Tre generazioni cantano con Claudio Baglioni

IF1_3091Claudio Baglioni
“Q.P.G.A. tour”
“Arena Magna Grecia” – Catanzaro
23/08/09

Spesso la carriera di un cantante è “segnata” dal brano di maggior successo che, in molti casi può non essere il più bello fra quelli composti o cantati. Nel caso di Claudio Baglioni, esibitosi domenica sera nell’Arena Magna Grecia di Catanzaro, “Questo piccolo grande amore” assume una importanza enorme. Considerato da critica e pubblico il brano più bello della musica italiana negli ultimi trenta anni, questa canzone ha fatto parlare di sé non solo per le sue vendite. Pubblicato nel 1973, “Questo piccolo grande amore”, come “Bella senz’anima” di Riccardo Cocciante, pubblicata l’anno successivo, è stato censurato per una frase ritenuta non idonea per essere trasmessa dalla radio e dalla TV, tanto da costringere il cantante romano ad incidere una versione “edulcorata”.
Oggi tutto è cambiato, tranne il gradimento dei giovani nei confronti di una canzone e di un album che, nell’epoca degli sms, di internet e di un linguaggio diverso, si è adeguato modificando il titolo in “Q.P.G.A.” mantenendo, però, intatto il fascino che da sempre contraddistingue tutta l’opera.
Una ovazione accoglie Claudio Baglioni appena la band introduce il brano iniziale “In viaggio” e l’immagine del cantante romano appare sul gigantesco schermo posizionato in fondo al palco e sul quale, per tutta la durata della prima parte, sono apparse le immagini dell’omonimo film uscito nelle sale cinematografiche alcuni mesi fa. E’ un susseguirsi di momenti di grande intensità che confermano la qualità di quelle canzoni che aleggiano nei nostri cuori da circa quaranta anni. La novità rispetto alla versione originale è data dall’inserimento di alcuni inediti e dai piccoli intermezzi di “Questo piccolo grande amore”, con Baglioni in versione piano solo accompagnato da una orchestra “virtuale” proiettata sul maxi schermo. Quattro brevi accenni che fanno diventare spasmodica l’attesa del brano trainante dell’intera opera. Prima di questo brano, però, Baglioni si fa apprezzare per una voce ancora intatta a dispetto di una età che, come per le canzoni, sembra essersi fermata. Poco importa se i suoi capelli ora sono corti e grigi, la sua performance vocale riesce a stupire tutti grazie ai continui cambiamenti di tonalità richiesti da brani come “Piazza del popolo”, “Con tutto l’amore che posso”, “Io ti prendo come mia sposa” e “Quanta strada da fare”. La gente si diverte cantando spontaneamente con Baglioni che in alcuni momenti diventa lui stesso semplice spettatore godendo del delirio del pubblico.
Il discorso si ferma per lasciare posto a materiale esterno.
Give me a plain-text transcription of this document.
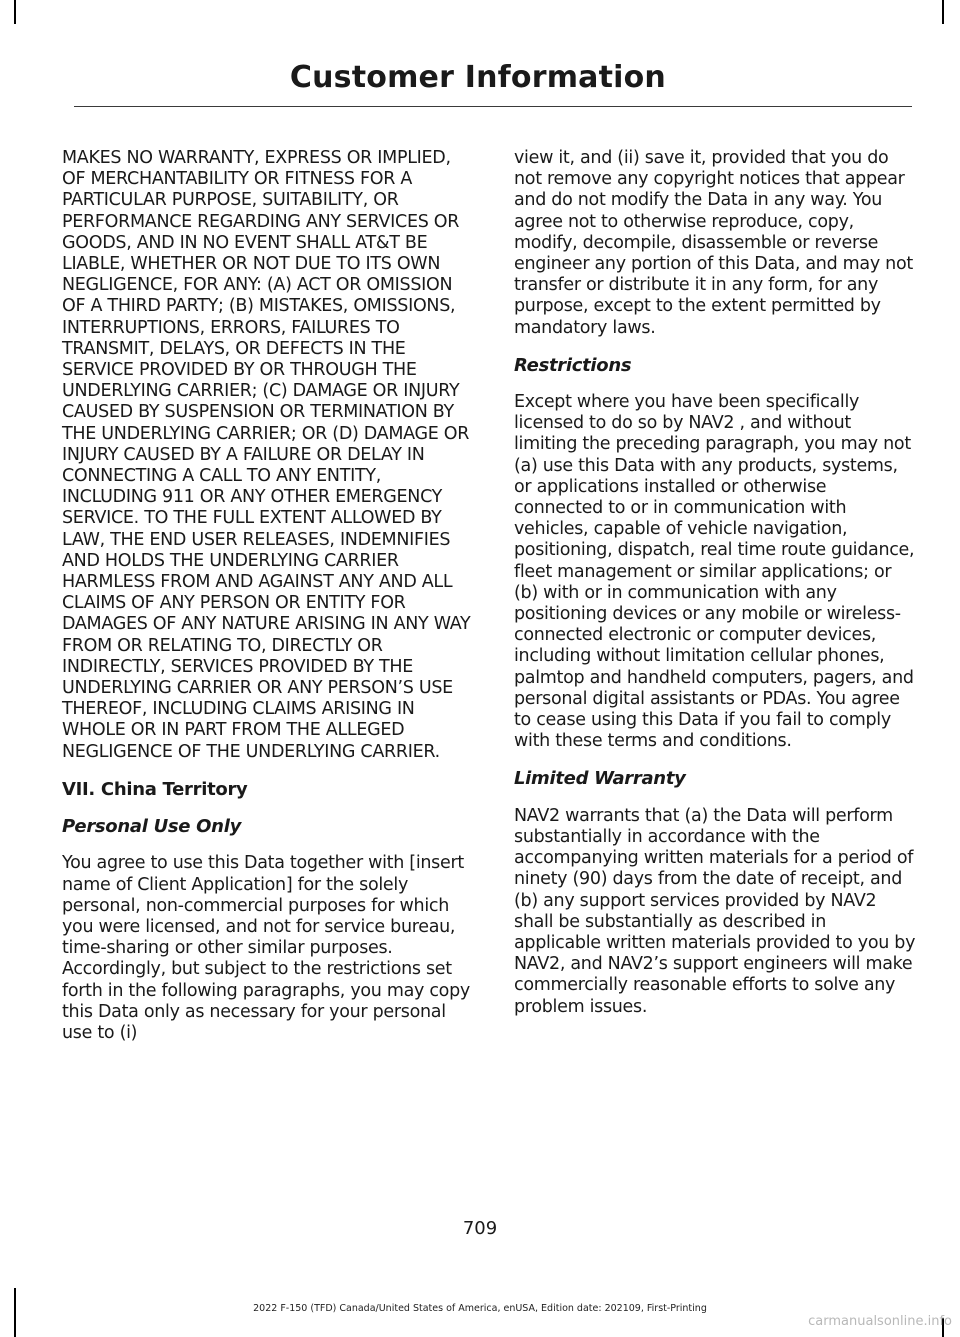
Customer Information

MAKES NO WARRANTY, EXPRESS OR IMPLIED, OF MERCHANTABILITY OR FITNESS FOR A PARTICULAR PURPOSE, SUITABILITY, OR PERFORMANCE REGARDING ANY SERVICES OR GOODS, AND IN NO EVENT SHALL AT&T BE LIABLE, WHETHER OR NOT DUE TO ITS OWN NEGLIGENCE, FOR ANY: (A) ACT OR OMISSION OF A THIRD PARTY; (B) MISTAKES, OMISSIONS, INTERRUPTIONS, ERRORS, FAILURES TO TRANSMIT, DELAYS, OR DEFECTS IN THE SERVICE PROVIDED BY OR THROUGH THE UNDERLYING CARRIER; (C) DAMAGE OR INJURY CAUSED BY SUSPENSION OR TERMINATION BY THE UNDERLYING CARRIER; OR (D) DAMAGE OR INJURY CAUSED BY A FAILURE OR DELAY IN CONNECTING A CALL TO ANY ENTITY, INCLUDING 911 OR ANY OTHER EMERGENCY SERVICE. TO THE FULL EXTENT ALLOWED BY LAW, THE END USER RELEASES, INDEMNIFIES AND HOLDS THE UNDERLYING CARRIER HARMLESS FROM AND AGAINST ANY AND ALL CLAIMS OF ANY PERSON OR ENTITY FOR DAMAGES OF ANY NATURE ARISING IN ANY WAY FROM OR RELATING TO, DIRECTLY OR INDIRECTLY, SERVICES PROVIDED BY THE UNDERLYING CARRIER OR ANY PERSON’S USE THEREOF, INCLUDING CLAIMS ARISING IN WHOLE OR IN PART FROM THE ALLEGED NEGLIGENCE OF THE UNDERLYING CARRIER.

VII. China Territory
Personal Use Only

You agree to use this Data together with [insert name of Client Application] for the solely personal, non-commercial purposes for which you were licensed, and not for service bureau, time-sharing or other similar purposes. Accordingly, but subject to the restrictions set forth in the following paragraphs, you may copy this Data only as necessary for your personal use to (i)

view it, and (ii) save it, provided that you do not remove any copyright notices that appear and do not modify the Data in any way. You agree not to otherwise reproduce, copy, modify, decompile, disassemble or reverse engineer any portion of this Data, and may not transfer or distribute it in any form, for any purpose, except to the extent permitted by mandatory laws.

Restrictions

Except where you have been specifically licensed to do so by NAV2 , and without limiting the preceding paragraph, you may not (a) use this Data with any products, systems, or applications installed or otherwise connected to or in communication with vehicles, capable of vehicle navigation, positioning, dispatch, real time route guidance, fleet management or similar applications; or (b) with or in communication with any positioning devices or any mobile or wireless-connected electronic or computer devices, including without limitation cellular phones, palmtop and handheld computers, pagers, and personal digital assistants or PDAs. You agree to cease using this Data if you fail to comply with these terms and conditions.

Limited Warranty

NAV2 warrants that (a) the Data will perform substantially in accordance with the accompanying written materials for a period of ninety (90) days from the date of receipt, and (b) any support services provided by NAV2 shall be substantially as described in applicable written materials provided to you by NAV2, and NAV2’s support engineers will make commercially reasonable efforts to solve any problem issues.

709
2022 F-150 (TFD) Canada/United States of America, enUSA, Edition date: 202109, First-Printing
carmanualsonline.info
A questo punto la lunga attesa viene premiata. “Questo piccolo grande amore” è la giusta esaltazione di amori vissuti e nati grazie alla magia delle sue note. Non c’è persona che non sia coinvolta emotivamente e che non dia libero sfogo ad una sorta di canto liberatorio.
Le ottime interpretazioni di “Porta Portese” e “Quanto ti voglio” mettono la parola fine alla prima parte del concerto.
Claudio Baglioni siede davanti al pianoforte e senza l’ausilio della band parla degli “Altri amori”. Questo il titolo della seconda parte che inizia con “Amore bello”, “Sabato pomeriggio”, “Solo”, “E tu come stai” ed “Avrai”. Un incredibile senso di gioventù cattura chi ha vissuto gli anni in cui queste canzoni erano la colonna sonora di ogni amore.
“Mille giorni di te e di me”, che vede il ritorno sul palcoscenico di tutta la band, è un’altra grande esecuzione dell’artista che non si risparmia e regala altre gemme del suo repertorio come “Quante volte”, “Io sono qui”, “E tu” , fino all’immancabile secondo bis “Strada facendo”.
E’ un finale incandescente. Ognuno dei presenti ricorderà per molto tempo questa serata voluta dalla Essemme Musica di Maurizio Senese, il quale ha dimostrato che poi non è così difficile riempire le platee se ad essere protagonisti sono i cantanti come Claudio Baglioni, vera icona della musica italiana.